C’est aussi un projet coûteux . Nicolas Sarkozy n’a pas été élevé par Jacques Chirac pour rien ; il en a retenu tous les trucs, toutes les façons de faire -pas les meilleures il faut bien le dire- et, en campagne électorale, c’est toujours la même rengaine. Tout est possible du moment que des oreilles peuvent entendre. Et, il est vrai que -depuis plusieurs semaines- tout a été promis ; il suffit d’ailleurs d’inviter Nicolas Sarkozy à une assemblée générale de quelque sujet que ce soit pour obtenir une baisse des charges ou une baisse de cotisation ou une baisse d’impôt ou une dépense supplémentaire. Les restaurateurs d’ailleurs ont eu leur part. Je pensais que cette vieille affaire de TVA à 5,5% pour la restauration serait restée l’apanage le monopole de Jacques Chirac. Et bien non ! Nicolas Sarkozy a repris le thème, sauf qu’il dit « ils l’ont promis, je le ferai ». Jacques Chirac avait eu la même formule pour lui-même, ainsi se succèdent-ils ! Alors, bon courage pour les restaurateurs dans l’attente de cette promesse. Pourquoi ? Parce que cela ne dépend pas de lui mais des autorités européennes. Et il pourra faire le siège de sa collègue Merkel -si tant est qu’il arrive à ce niveau de responsabilité. Mais qu’il fasse au moins l’essai avant qu’il n’y parvienne. Puisqu’il va bientôt rencontre Madame Merkel, qu’il l’obtienne la TVA à 5,5 % avant 2007.

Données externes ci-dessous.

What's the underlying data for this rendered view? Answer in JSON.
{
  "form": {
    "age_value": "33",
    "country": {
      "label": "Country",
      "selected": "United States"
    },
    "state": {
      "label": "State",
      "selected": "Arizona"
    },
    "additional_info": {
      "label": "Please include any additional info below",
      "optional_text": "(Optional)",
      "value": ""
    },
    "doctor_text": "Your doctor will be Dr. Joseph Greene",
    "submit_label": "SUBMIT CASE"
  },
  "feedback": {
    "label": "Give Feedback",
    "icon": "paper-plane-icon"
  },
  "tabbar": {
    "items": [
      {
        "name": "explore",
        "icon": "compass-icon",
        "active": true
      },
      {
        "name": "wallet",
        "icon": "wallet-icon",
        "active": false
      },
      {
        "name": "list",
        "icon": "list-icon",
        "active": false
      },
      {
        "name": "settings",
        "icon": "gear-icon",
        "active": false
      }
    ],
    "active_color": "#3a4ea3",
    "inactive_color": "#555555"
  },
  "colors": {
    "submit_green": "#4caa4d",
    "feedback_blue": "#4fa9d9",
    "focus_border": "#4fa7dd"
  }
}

Ces promesses accumulées font donc le projet de l’UMP. On nous avait beaucoup brocardés, et notamment Monsieur Copé toujours attentif à chaque euro, en disant que le projet socialiste c’était 50 milliards d’euros, 60 milliards d’euros. Mais, là, Sarkozy fait mieux puisque, selon les estimations, nous en serions à 73 milliards d’euros de dépenses supplémentaires. À ce prix-là, il y aurait diminution des déficits et désendettement. Je ne sais comment il fera ; sans doute, il fera comme ils ont fait depuis 2002 : baisser les impôts, augmenter la dépense et aggraver très largement l’endettement public.

Un projet peut donc être dangereux, injuste, coûteux et en même temps fumeux.

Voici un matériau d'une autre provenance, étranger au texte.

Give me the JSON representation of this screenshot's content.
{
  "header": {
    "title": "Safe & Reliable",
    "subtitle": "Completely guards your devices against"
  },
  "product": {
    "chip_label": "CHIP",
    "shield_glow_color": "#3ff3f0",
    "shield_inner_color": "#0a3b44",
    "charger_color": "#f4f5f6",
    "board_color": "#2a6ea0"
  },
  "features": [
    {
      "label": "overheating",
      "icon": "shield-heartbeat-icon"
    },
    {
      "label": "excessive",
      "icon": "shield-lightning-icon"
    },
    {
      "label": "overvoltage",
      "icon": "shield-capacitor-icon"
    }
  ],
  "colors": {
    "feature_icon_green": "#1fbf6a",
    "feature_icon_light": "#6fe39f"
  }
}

J’en prends un seul exemple : parfois, on est heureux d’être copié ; on y trouve même une part de flagornerie ou de flatterie quand nos adversaires viennent sur notre terrain. Nous avons eu beaucoup de plaisir à retrouver la notion de « droit opposable » dans le projet de l’UMP.

Il a là pourtant quelque malice car, dire à des parents d’enfants qui cherchent une place en crèche qu’au bout de 5 ans, s’ils n’ont pas obtenu satisfaction, ils pourront voir se libérer ladite place moyennant sanction de la collectivité ! Je suggère donc que l’on construise d’ores et déjà plus de places dans les écoles.

Pire, le droit opposable pour les personnes âgées à trouver un établissement pour les personnes dépendantes... Je ne dis rien sur la capacité que Nicolas Sarkozy pourra offrir à ces familles cinq ans après.

Cette manière de faire, ces promesses illusoires car déjà sans fondement, caractérise aussi la démarche de l’UMP . Ce que cherche l’UMP dans cette confrontation, c’est une forme d’indifférenciation et de confusion, comme si les programmes étaient pareils puisque les mots sont les mêmes, puisque les formules peuvent être équivalentes, puisque l’on parle de sécurité professionnelle, puisque l’on parle d’autonomie, puisque l’on parle de droit à la formation sur toute la vie, puisque l’on parle d’écologie, puisque l’on parle de développement durable. Puisque tout serait pareil, qu’est-ce qui différencierait la droite de la gauche ?

Nous sommes donc là, aujourd’hui, pour montrer la distinction importante qu’il y a entre le projet de l’UMP et le projet socialiste. C’est la vieille distinction qui demeure entre la gauche et la droite. Et l’honneur de la politique, pour cette élection de 2007, quand on sait ce qu’a été cette élection de 2002, c’est de montrer qu’il y a un vrai clivage, qu’il est utile à la démocratie.